Par Slim BEN YOUSSEF
La Foire du livre se tient. Tout ramène à ceci : qu’est-ce qui lie un écrivain à son lecteur ? À qui écrit-on, au fond ?
Écrire un livre, c’est présupposer un lecteur. Même nié, même tenu à distance. Certains écrivains ont revendiqué cette indifférence. Michel de Montaigne ne cherchait pas « la faveur du monde » : ses Essais furent d’abord une enquête sur lui-même. Fernando Pessoa écrivait comme on se parle à voix haute, sans autre destinataire que soi. Stendhal destinait Le Rouge et le Noir à quelques « happy few ». Écrire, ici, se détourne du lecteur — ou le réduit à une figure rare, presque hypothétique.

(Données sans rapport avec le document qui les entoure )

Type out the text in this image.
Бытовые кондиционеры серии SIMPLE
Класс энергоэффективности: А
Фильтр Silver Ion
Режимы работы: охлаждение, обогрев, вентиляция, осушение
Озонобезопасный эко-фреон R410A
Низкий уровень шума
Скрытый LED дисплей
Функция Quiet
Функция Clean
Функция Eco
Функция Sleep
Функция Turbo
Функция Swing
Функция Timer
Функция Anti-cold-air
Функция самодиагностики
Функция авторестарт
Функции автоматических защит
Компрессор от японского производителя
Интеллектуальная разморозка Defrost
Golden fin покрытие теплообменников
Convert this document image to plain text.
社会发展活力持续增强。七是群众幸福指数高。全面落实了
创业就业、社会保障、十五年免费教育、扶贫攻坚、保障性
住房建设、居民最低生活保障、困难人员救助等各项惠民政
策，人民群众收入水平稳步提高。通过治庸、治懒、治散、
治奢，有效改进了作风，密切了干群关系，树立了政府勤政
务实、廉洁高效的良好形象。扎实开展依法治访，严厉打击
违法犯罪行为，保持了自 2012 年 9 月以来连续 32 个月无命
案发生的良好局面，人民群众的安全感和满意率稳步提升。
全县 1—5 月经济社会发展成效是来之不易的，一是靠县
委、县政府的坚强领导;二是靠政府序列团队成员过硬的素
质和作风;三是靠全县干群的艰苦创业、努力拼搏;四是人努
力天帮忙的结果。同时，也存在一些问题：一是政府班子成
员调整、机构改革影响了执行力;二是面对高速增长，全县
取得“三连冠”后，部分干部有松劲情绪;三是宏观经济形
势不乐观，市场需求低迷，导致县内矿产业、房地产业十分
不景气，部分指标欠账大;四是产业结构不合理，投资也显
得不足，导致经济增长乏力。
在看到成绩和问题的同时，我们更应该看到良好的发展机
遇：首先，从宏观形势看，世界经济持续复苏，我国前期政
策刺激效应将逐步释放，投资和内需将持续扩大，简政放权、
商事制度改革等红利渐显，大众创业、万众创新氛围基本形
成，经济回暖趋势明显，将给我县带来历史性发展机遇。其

Et pourtant. Écarter le lecteur ne le supprime pas ; cela le redéfinit. Un texte n’existe que lu. Écrire peut se faire avec lui, contre lui, sans lui, ou au-delà de lui : peu importe. Le lecteur est indispensable — même nié. Et, dans les contextes liberticides, il devient vital : il recueille la parole empêchée, la prolonge, la fait résonner. La littérature commence par l’écrivain ; elle s’accomplit avec le lecteur. Un livre sans lecteur est une voix suspendue.
Mais ce lien échappe à toute préméditation. Il est d’un autre ordre, plus intime. À force de fréquenter un auteur, le lecteur reconnaît une voix. Non pas seulement un style, mais un timbre, une manière d’habiter la langue. Quelques fragments suffisent pour reconnaître la clarté nue de Camus — si différente de la phrase ciselée de Flaubert, de la scansion heurtée de Céline ou de la lenteur ample de Proust. Lire, c’est entrer dans cette voix. Jusqu’à s’y reconnaître. Une voix s’écrit. Le lecteur en épouse la cadence. Et, à force de lire, il l’habite.
De là naît une connivence. Deux pensées se frôlent, parfois se confondent. Roland Barthes parlait du désir à l’œuvre dans la lecture. Idéalement, il y a dans cette rencontre, quelque chose d’une étreinte : lire, comme aimer, c’est devenir autre sans cesser d’être soi. Se déplacer. S’élargir. Habiter d’autres vies. C’est là que l’on touche quelque chose de très fin : devenir autre pour se rejoindre.
C’est pourquoi la lecture excède le livre. Elle ouvre un espace où se défont les entraves. Une liberté s’y éprouve. Déjà, Augustin d’Hippone l’entendait comme une injonction : tolle, lege. Prends, lis.
Qu’est-ce que la lecture ? Une traversée.
Rompre avec l’entrave — et se rejoindre.